In fact, Sean Graham argues that, from a practical perspective, the fraud triangle (and the escalating, embedded and patient nature of employee fraud) suggests that ethics exams and enhanced ‘reference checking’ are unlikely to prevent fraud. Instead, he suggests that Licensees should:
- Review their compliance arrangements/risk framework with a specific focus on exceptions and individual discretion;
- Review their Balanced Scorecard/Incentive scheme both to identify systemic weaknesses and the (actual) strategies used by their high performers; and
- Focus attention on their advisers’ contraventions of internal policies and their real (rather than rhetoric) commitment to ‘compliance’. (Acts, not words). Even without a conscious intention to commit fraud, small contraventions and compromises create the conditions for rationalising and justifying larger contraventions.
So, what should you do, if you suspect (or identify) fraud?
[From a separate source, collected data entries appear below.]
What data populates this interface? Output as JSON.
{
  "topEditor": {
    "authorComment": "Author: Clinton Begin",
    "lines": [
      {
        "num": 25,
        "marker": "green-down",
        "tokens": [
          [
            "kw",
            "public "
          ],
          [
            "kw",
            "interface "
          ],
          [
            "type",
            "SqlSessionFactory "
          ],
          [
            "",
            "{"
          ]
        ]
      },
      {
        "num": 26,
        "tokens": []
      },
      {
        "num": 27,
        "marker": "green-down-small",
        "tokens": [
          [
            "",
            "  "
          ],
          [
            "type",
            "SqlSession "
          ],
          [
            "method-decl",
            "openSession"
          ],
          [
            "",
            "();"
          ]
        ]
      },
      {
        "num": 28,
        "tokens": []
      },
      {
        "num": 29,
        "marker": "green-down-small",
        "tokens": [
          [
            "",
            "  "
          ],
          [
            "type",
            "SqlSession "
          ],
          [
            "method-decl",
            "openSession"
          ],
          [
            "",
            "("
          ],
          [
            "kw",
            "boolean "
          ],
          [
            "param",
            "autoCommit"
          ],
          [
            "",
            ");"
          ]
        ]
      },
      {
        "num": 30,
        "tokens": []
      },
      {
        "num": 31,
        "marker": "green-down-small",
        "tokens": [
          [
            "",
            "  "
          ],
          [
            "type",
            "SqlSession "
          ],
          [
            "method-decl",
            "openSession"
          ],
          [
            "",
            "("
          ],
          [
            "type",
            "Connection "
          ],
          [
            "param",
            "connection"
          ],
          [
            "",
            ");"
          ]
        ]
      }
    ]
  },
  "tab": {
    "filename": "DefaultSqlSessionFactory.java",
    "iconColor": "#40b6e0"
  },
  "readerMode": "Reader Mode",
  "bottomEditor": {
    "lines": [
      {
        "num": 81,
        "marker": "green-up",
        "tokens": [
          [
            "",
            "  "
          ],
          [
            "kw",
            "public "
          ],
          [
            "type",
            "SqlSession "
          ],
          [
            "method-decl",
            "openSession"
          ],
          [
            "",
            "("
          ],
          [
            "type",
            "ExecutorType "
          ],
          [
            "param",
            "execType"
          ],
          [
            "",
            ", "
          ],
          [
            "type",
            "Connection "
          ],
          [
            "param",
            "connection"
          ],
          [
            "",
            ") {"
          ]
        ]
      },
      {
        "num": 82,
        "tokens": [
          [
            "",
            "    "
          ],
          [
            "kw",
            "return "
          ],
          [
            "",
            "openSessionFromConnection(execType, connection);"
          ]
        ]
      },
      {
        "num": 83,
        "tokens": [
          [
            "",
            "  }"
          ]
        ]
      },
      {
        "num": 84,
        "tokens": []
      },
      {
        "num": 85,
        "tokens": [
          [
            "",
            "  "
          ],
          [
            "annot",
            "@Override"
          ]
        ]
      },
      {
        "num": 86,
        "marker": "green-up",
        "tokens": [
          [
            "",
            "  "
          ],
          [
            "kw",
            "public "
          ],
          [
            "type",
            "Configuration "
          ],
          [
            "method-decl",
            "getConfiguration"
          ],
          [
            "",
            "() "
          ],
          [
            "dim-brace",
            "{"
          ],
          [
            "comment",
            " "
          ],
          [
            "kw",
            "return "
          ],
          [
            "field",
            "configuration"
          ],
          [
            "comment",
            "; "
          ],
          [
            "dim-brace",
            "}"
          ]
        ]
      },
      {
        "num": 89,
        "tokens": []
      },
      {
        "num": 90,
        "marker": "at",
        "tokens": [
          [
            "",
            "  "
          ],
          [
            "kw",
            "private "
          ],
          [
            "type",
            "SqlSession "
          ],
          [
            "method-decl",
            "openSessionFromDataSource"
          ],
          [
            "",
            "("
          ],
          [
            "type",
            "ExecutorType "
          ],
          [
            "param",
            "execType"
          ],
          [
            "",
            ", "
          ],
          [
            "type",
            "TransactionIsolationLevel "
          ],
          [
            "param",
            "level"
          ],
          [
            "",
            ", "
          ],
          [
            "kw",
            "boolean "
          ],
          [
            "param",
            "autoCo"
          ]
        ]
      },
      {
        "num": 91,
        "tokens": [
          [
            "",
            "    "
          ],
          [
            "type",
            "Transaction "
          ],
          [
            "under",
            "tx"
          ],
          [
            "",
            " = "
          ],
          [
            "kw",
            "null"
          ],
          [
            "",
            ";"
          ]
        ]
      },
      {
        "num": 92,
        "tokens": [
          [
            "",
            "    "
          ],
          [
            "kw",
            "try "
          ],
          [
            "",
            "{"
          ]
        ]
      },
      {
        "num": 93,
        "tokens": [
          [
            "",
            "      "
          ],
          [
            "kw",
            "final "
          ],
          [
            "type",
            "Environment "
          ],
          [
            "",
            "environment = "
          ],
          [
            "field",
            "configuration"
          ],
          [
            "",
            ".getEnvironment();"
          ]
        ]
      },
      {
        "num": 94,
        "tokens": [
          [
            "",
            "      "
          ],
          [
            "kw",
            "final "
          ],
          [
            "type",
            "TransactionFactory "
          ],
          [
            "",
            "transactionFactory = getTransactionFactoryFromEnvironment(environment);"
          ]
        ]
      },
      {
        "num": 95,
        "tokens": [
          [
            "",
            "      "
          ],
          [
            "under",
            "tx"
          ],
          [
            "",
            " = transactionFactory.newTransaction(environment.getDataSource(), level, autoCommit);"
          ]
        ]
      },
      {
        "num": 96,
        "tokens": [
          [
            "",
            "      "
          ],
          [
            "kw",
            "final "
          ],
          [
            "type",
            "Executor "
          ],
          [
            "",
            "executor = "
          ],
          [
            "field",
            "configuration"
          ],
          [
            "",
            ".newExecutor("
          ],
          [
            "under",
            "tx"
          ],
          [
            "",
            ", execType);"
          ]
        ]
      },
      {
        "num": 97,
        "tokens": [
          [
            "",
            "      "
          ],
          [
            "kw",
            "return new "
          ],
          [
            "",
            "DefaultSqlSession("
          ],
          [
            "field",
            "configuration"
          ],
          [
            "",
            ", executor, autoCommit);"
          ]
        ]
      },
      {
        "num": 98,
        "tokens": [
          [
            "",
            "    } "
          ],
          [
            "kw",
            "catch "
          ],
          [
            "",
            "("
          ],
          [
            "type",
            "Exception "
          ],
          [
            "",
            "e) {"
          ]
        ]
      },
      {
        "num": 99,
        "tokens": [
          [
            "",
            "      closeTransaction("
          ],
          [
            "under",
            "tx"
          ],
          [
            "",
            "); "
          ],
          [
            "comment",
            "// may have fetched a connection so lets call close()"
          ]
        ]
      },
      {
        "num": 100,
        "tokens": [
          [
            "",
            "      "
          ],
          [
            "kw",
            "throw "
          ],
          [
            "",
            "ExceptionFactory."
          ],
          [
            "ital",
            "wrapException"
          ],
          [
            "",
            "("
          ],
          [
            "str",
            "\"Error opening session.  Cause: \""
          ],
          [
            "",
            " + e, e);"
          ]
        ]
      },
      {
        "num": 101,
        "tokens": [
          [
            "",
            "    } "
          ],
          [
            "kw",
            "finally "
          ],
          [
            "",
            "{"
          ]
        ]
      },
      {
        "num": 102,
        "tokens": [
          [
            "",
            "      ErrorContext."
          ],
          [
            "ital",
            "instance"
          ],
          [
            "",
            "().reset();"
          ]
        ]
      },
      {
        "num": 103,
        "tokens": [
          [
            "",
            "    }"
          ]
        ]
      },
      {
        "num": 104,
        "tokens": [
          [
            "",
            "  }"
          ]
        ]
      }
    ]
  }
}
CPA Australia has published useful guide to reducing the risk of employee fraud and what to do after a fraud has been detected.
CPA Guide on Employee Fraud
While we’d recommend that you read the Guide in its entirety, they outline the following steps:
- Stop the fraud from continuing. Reduce access to electronic and other information or resources including blocking remote access. You may need to engage someone to undertake forensic IT on computer assets to recover anything that has been deleted from the hard disk. Identify other computers/equipment the employee may have used.
- Collect the facts. Before you approach the employee, collect as many facts as possible before you approach the employee. Speak to their colleagues and ensure they can safely discuss what they know.
- Discuss the issue with the employee: you should be careful and approach these conversations with a clear head. You may wish to seek legal advice before having the conversation or have your lawyer present.
- Report the fraud to the police (and ASIC): this step is after the fraud is detected or reasonably suspected.